Jussur
Als Donald Trump die Wahl 2024 gewann, war ich nicht schockiert. Ich war nicht wütend. Ich blieb gelassen.
Damals schrieb ich auf einer anderen Plattform, dass ich optimistisch blieb. Nicht, weil ich an Perfektion glaubte, sondern weil ich an Fortschritt glaubte. Dieser Glaube basierte nicht auf Institutionen oder Slogans. Er basierte auf der Idee, dass die Menschen klar sehen, wenn Illusionen zerbrechen. Wenn Propaganda zusammenbricht, kann etwas Ehrliches entstehen. Der Zusammenbruch kommt immer zuerst. Dann kommt die Abrechnung.

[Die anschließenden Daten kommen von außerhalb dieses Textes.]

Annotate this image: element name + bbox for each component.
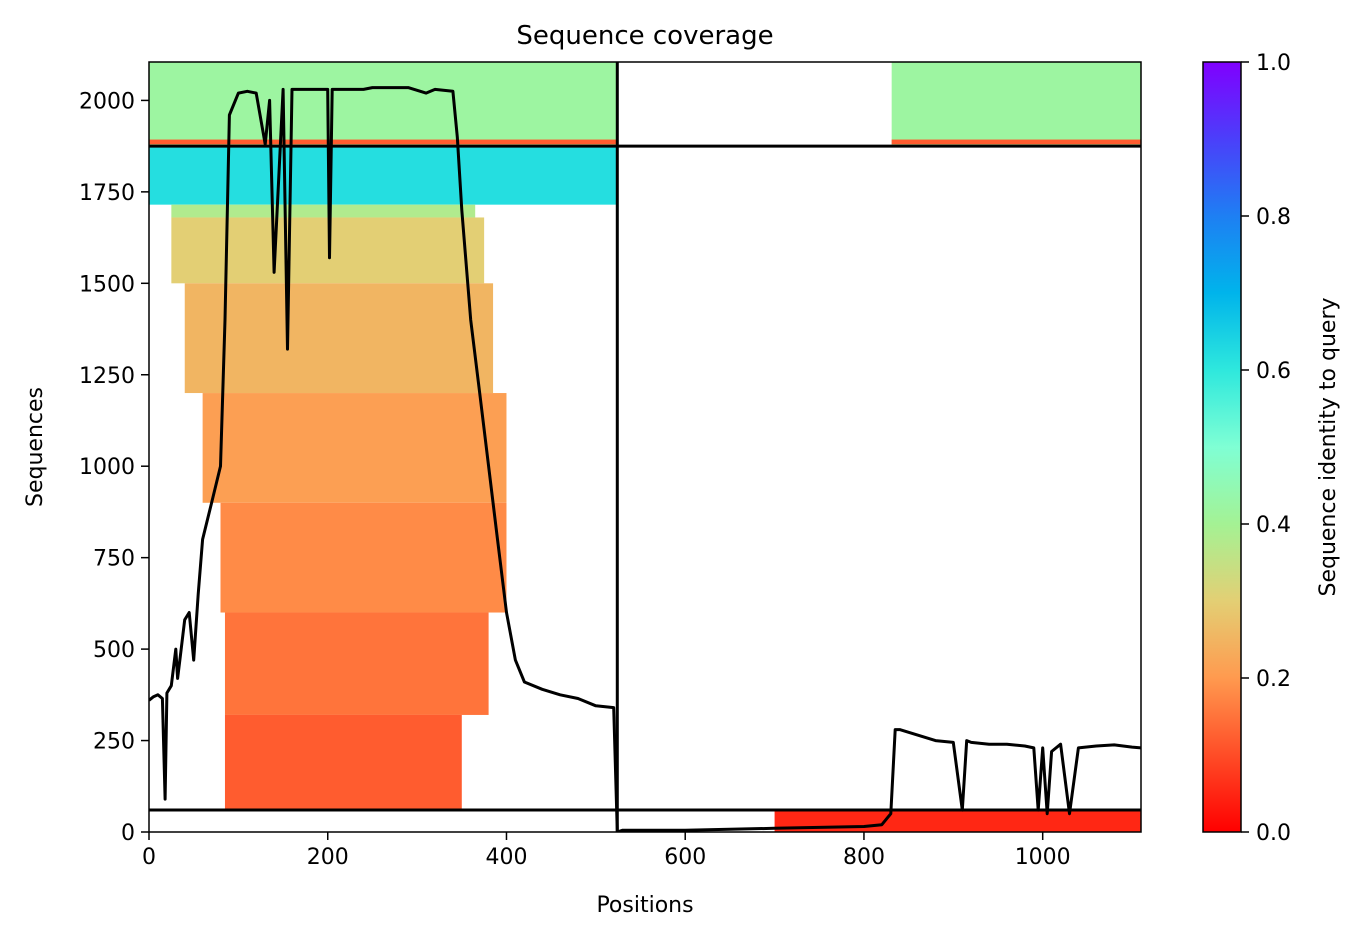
coverage-block [171,204,476,218]
x-tick-label: 200 [307,845,349,870]
coverage-block [891,62,1141,147]
colorbar [1202,61,1242,833]
x-tick-label: 400 [485,845,527,870]
y-tick-label: 1500 [79,272,135,297]
coverage-block [184,283,494,394]
coverage-block [224,714,462,811]
y-tick-label: 500 [93,638,135,663]
y-tick-label: 1750 [79,181,135,206]
coverage-block [220,502,507,613]
coverage-heatmap [149,62,1141,832]
colorbar-tick-label: 0.2 [1256,667,1291,692]
y-tick-label: 1250 [79,364,135,389]
coverage-block [224,612,489,715]
coverage-block [149,139,618,145]
x-tick-label: 600 [664,845,706,870]
coverage-block [149,146,618,205]
region-boundaries [149,62,1141,832]
y-axis: 0 250 500 750 1000 1250 1500 1750 2000 [79,89,149,846]
colorbar-tick-label: 0.8 [1256,205,1291,230]
x-axis-title: Positions [596,893,693,918]
colorbar-tick-label: 1.0 [1256,51,1291,76]
y-tick-label: 0 [121,821,135,846]
x-tick-label: 0 [142,845,156,870]
coverage-block [202,393,507,503]
y-tick-label: 250 [93,730,135,755]
chart-title: Sequence coverage [516,21,773,51]
y-tick-label: 750 [93,547,135,572]
colorbar-axis: 0.0 0.2 0.4 0.6 0.8 1.0 [1241,51,1291,846]
coverage-block [891,139,1141,145]
coverage-line [149,86,1141,832]
y-tick-label: 1000 [79,455,135,480]
x-axis: 0 200 400 600 800 1000 [142,832,1071,870]
x-tick-label: 800 [843,845,885,870]
coverage-block [774,810,1141,832]
colorbar-tick-label: 0.4 [1256,513,1291,538]
x-tick-label: 1000 [1015,845,1071,870]
colorbar-tick-label: 0.6 [1256,359,1291,384]
colorbar-tick-label: 0.0 [1256,821,1291,846]
plot-frame [148,61,1142,833]
coverage-block [149,62,618,147]
y-tick-label: 2000 [79,89,135,114]
y-axis-title: Sequences [23,387,48,507]
colorbar-label: Sequence identity to query [1316,297,1341,596]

Heute ist diese Abrechnung im Gange.
Man versprach uns, dies sei eine neue Ära der Stärke. Amerika werde zu seiner alten Größe zurückkehren. Neue Handelsabkommen, eine härtere Rhetorik und wirtschaftlicher Nationalismus würden Jahrzehnte des Niedergangs umkehren. Doch die Slogans erwiesen sich als wirkungslos. „America First“ kehrte zurück – nicht als Politik, sondern als Leistung. Zölle wurden wieder eingeführt, die ausländische Konkurrenz erneut beschuldigt, und dieselben Konzernmächte prägten weiterhin still und leise die tatsächlichen Ergebnisse hinter den Kulissen.
An der Struktur änderte sich nichts wirklich. Die Reichen blieben geschützt. Das System belohnte weiterhin Konsolidierung statt Innovation, Profit statt Menschen. Amerikanische Arbeiter mussten sich weiterhin mit steigenden Kosten, stagnierenden Löhnen und einer politischen Klasse herumschlagen, die immer noch mit alten Phrasen von vor vierzig Jahren sprach.

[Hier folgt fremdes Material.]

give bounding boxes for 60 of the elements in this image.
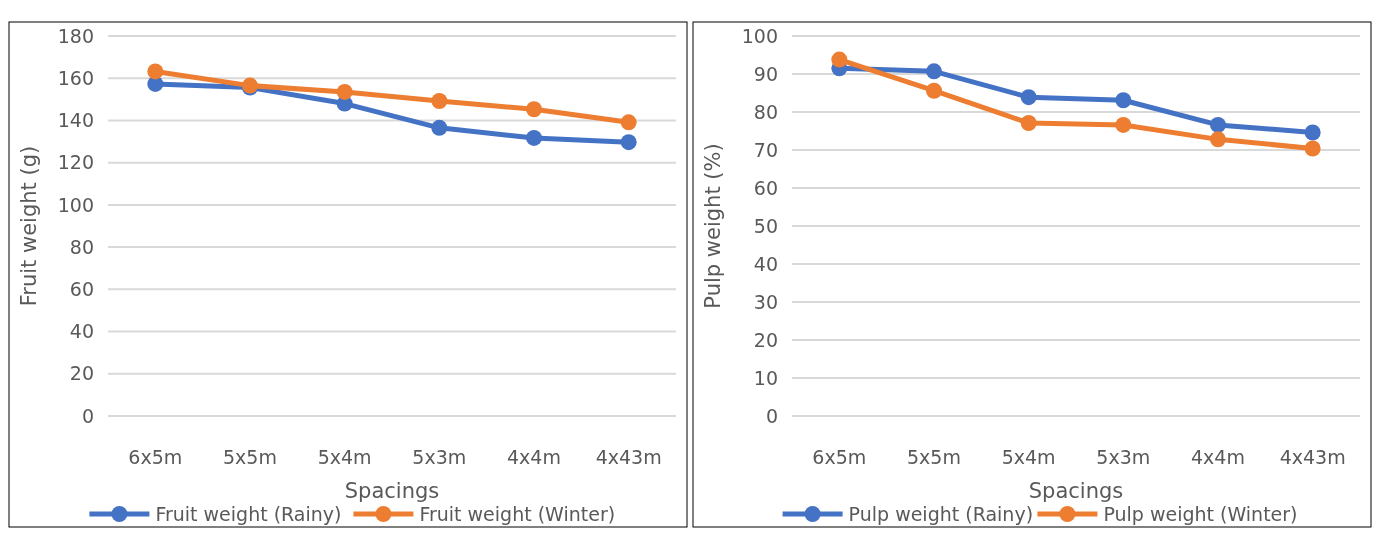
y-tick-label: 160 <box>57 66 94 89</box>
y-tick-label: 80 <box>753 100 778 123</box>
y-axis-title: Fruit weight (g) <box>17 145 41 307</box>
y-tick-label: 70 <box>753 138 778 161</box>
y-tick-label: 10 <box>753 366 778 389</box>
x-tick-label: 5x4m <box>1001 446 1056 468</box>
legend-label: Fruit weight (Winter) <box>419 502 616 525</box>
point <box>1115 116 1132 133</box>
point <box>431 93 448 110</box>
x-tick-label: 4x43m <box>595 446 662 468</box>
x-tick-label: 4x4m <box>507 446 561 468</box>
y-tick-label: 20 <box>753 328 778 351</box>
point <box>1210 131 1226 148</box>
point <box>1115 92 1132 109</box>
point <box>526 129 542 146</box>
y-tick-label: 100 <box>741 24 778 47</box>
point <box>431 119 448 136</box>
y-tick-label: 60 <box>69 277 94 300</box>
x-tick-label: 4x4m <box>1191 446 1245 468</box>
legend-label: Pulp weight (Rainy) <box>848 502 1034 525</box>
x-tick-label: 4x43m <box>1279 446 1346 468</box>
point <box>526 101 542 118</box>
y-tick-label: 100 <box>57 193 94 216</box>
x-tick-label: 5x3m <box>1096 446 1151 468</box>
point <box>926 63 942 80</box>
x-tick-label: 5x3m <box>412 446 467 468</box>
point <box>1020 115 1037 132</box>
x-tick-label: 5x4m <box>317 446 372 468</box>
point <box>620 134 637 151</box>
x-axis-title: Spacings <box>344 479 440 503</box>
y-tick-label: 0 <box>81 404 94 427</box>
y-tick-label: 30 <box>753 290 778 313</box>
point <box>1210 116 1226 133</box>
y-tick-label: 20 <box>69 362 94 385</box>
point <box>620 114 637 131</box>
x-axis-title: Spacings <box>1028 479 1124 503</box>
x-tick-label: 6x5m <box>128 446 183 468</box>
y-tick-label: 140 <box>57 109 94 132</box>
point <box>336 83 353 100</box>
x-tick-label: 6x5m <box>812 446 867 468</box>
y-tick-label: 60 <box>753 176 778 199</box>
x-tick-label: 5x5m <box>223 446 277 468</box>
x-tick-label: 5x5m <box>907 446 961 468</box>
y-tick-label: 40 <box>69 320 94 343</box>
y-tick-label: 40 <box>753 252 778 275</box>
y-tick-label: 80 <box>69 235 94 258</box>
point <box>147 63 164 80</box>
point <box>1020 89 1037 106</box>
point <box>1304 140 1321 157</box>
y-tick-label: 0 <box>765 404 778 427</box>
legend-label: Fruit weight (Rainy) <box>155 502 342 525</box>
legend-label: Pulp weight (Winter) <box>1103 502 1298 525</box>
y-tick-label: 120 <box>57 151 94 174</box>
point <box>1304 124 1321 141</box>
y-tick-label: 90 <box>753 62 778 85</box>
y-tick-label: 50 <box>753 214 778 237</box>
y-tick-label: 180 <box>57 24 94 47</box>
point <box>831 51 848 68</box>
point <box>926 82 942 99</box>
y-axis-title: Pulp weight (%) <box>701 143 725 309</box>
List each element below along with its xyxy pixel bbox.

Dieselben populistischen Botschaften, die den Schutz der Mittelschicht versprachen, änderten kaum etwas an der Entwicklung. Die Reichen wurden reicher. Die Öffentlichkeit wurde wütender. Und das Spektakel wurde lauter, um das Schweigen zu überdecken.
Doch es passiert noch etwas anderes: Die Illusion zerbricht.

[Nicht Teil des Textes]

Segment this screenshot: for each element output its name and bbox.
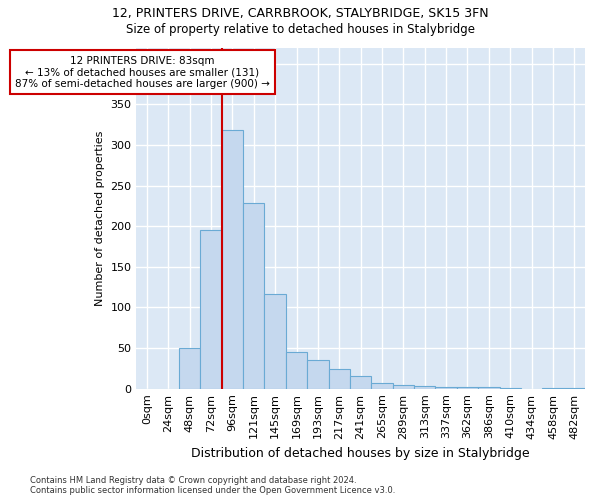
Text: 12 PRINTERS DRIVE: 83sqm
← 13% of detached houses are smaller (131)
87% of semi-: 12 PRINTERS DRIVE: 83sqm ← 13% of detach…	[15, 56, 269, 89]
Text: 12, PRINTERS DRIVE, CARRBROOK, STALYBRIDGE, SK15 3FN: 12, PRINTERS DRIVE, CARRBROOK, STALYBRID…	[112, 8, 488, 20]
Bar	[265, 294, 286, 388]
Bar	[329, 369, 350, 388]
X-axis label: Distribution of detached houses by size in Stalybridge: Distribution of detached houses by size …	[191, 447, 530, 460]
Bar	[436, 387, 457, 388]
Bar	[200, 230, 222, 388]
Text: Contains HM Land Registry data © Crown copyright and database right 2024.
Contai: Contains HM Land Registry data © Crown c…	[30, 476, 395, 495]
Bar	[478, 387, 500, 388]
Bar	[392, 384, 414, 388]
Bar	[286, 352, 307, 389]
Bar	[307, 360, 329, 388]
Bar	[371, 383, 392, 388]
Y-axis label: Number of detached properties: Number of detached properties	[95, 130, 104, 306]
Text: Size of property relative to detached houses in Stalybridge: Size of property relative to detached ho…	[125, 22, 475, 36]
Bar	[222, 130, 243, 388]
Bar	[457, 387, 478, 388]
Bar	[350, 376, 371, 388]
Bar	[414, 386, 436, 388]
Bar	[179, 348, 200, 389]
Bar	[243, 204, 265, 388]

Immer mehr Menschen begreifen, dass Slogans weder die Einkaufstüten füllen noch die Miete senken. Immer mehr Menschen erkennen, dass kein einzelner Politiker dieses im Grunde strukturelle Problem lösen kann. Sie beginnen zu verstehen, dass der amerikanische Traum nie eine Garantie war, sondern ein Verkaufsargument – eines, das nur für eine immer kleiner werdende Minderheit funktionierte.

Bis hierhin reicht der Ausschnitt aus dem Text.